La bella Cenci: (mit jetzt zuversichtlichster Bestimmtheit) Der die Züge von Herrn Hollrieder trägt!

Url: (bestätigend nickend und seinen Satz schließend) Um ihn bemüht und dabei wie nach Hilfe in die weite Ferne spähend, wo aus violetter, sinkender Dämmerung die erste, vorgeschobne Silhouette der Großstadt taucht.

La bella Cenci: (die jedem seiner Worte gespannt aufmerksamst gelauscht hat; mit fast aufgeregter Lebhaftigkeit) Das kenne ich! Er hatte mich seinerzeit . . . auf einer Reise . . .

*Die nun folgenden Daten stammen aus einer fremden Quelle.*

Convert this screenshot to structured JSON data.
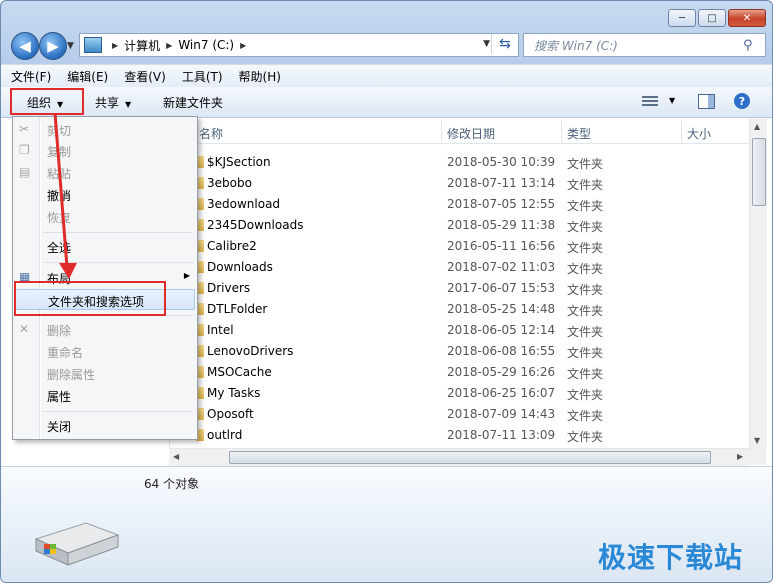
{
  "title_buttons": {
    "minimize": "─",
    "maximize": "□",
    "close": "✕"
  },
  "address": {
    "segments": [
      "计算机",
      "Win7 (C:)"
    ],
    "search_placeholder": "搜索 Win7 (C:)"
  },
  "menubar": [
    "文件(F)",
    "编辑(E)",
    "查看(V)",
    "工具(T)",
    "帮助(H)"
  ],
  "toolbar": {
    "organize": "组织",
    "share": "共享",
    "new_folder": "新建文件夹",
    "help": "?"
  },
  "columns": {
    "name": "名称",
    "date": "修改日期",
    "type": "类型",
    "size": "大小"
  },
  "rows": [
    {
      "name": "$KJSection",
      "date": "2018-05-30 10:39",
      "type": "文件夹"
    },
    {
      "name": "3ebobo",
      "date": "2018-07-11 13:14",
      "type": "文件夹"
    },
    {
      "name": "3edownload",
      "date": "2018-07-05 12:55",
      "type": "文件夹"
    },
    {
      "name": "2345Downloads",
      "date": "2018-05-29 11:38",
      "type": "文件夹"
    },
    {
      "name": "Calibre2",
      "date": "2016-05-11 16:56",
      "type": "文件夹"
    },
    {
      "name": "Downloads",
      "date": "2018-07-02 11:03",
      "type": "文件夹"
    },
    {
      "name": "Drivers",
      "date": "2017-06-07 15:53",
      "type": "文件夹"
    },
    {
      "name": "DTLFolder",
      "date": "2018-05-25 14:48",
      "type": "文件夹"
    },
    {
      "name": "Intel",
      "date": "2018-06-05 12:14",
      "type": "文件夹"
    },
    {
      "name": "LenovoDrivers",
      "date": "2018-06-08 16:55",
      "type": "文件夹"
    },
    {
      "name": "MSOCache",
      "date": "2018-05-29 16:26",
      "type": "文件夹"
    },
    {
      "name": "My Tasks",
      "date": "2018-06-25 16:07",
      "type": "文件夹"
    },
    {
      "name": "Oposoft",
      "date": "2018-07-09 14:43",
      "type": "文件夹"
    },
    {
      "name": "outlrd",
      "date": "2018-07-11 13:09",
      "type": "文件夹"
    }
  ],
  "org_menu": {
    "cut": "剪切",
    "copy": "复制",
    "paste": "粘贴",
    "undo": "撤消",
    "redo": "恢复",
    "select_all": "全选",
    "layout": "布局",
    "folder_options": "文件夹和搜索选项",
    "delete": "删除",
    "rename": "重命名",
    "remove_props": "删除属性",
    "properties": "属性",
    "close": "关闭"
  },
  "status": {
    "count": "64 个对象"
  },
  "watermark": "极速下载站",
  "colors": {
    "highlight": "#e02b2b",
    "accent": "#2a89d6"
  }
}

Url: Es lag mal . . . schon vor Jahren . . .

La bella Cenci: (noch aus ihrem, eben von Url unterbrochenen Gedankengang) Ich weiß: es war in Brüssel!

Url: (seinen Satz endend) Als farbige Reproduktion einer Zeitschrift bei.

La bella Cenci: (nickend) »Kunst und Künstler«. Ja!

Url: Es hatte in Fachkreisen damals besonderes Aufsehen erregt, weil Schnee noch nie vordem so gemalt worden war.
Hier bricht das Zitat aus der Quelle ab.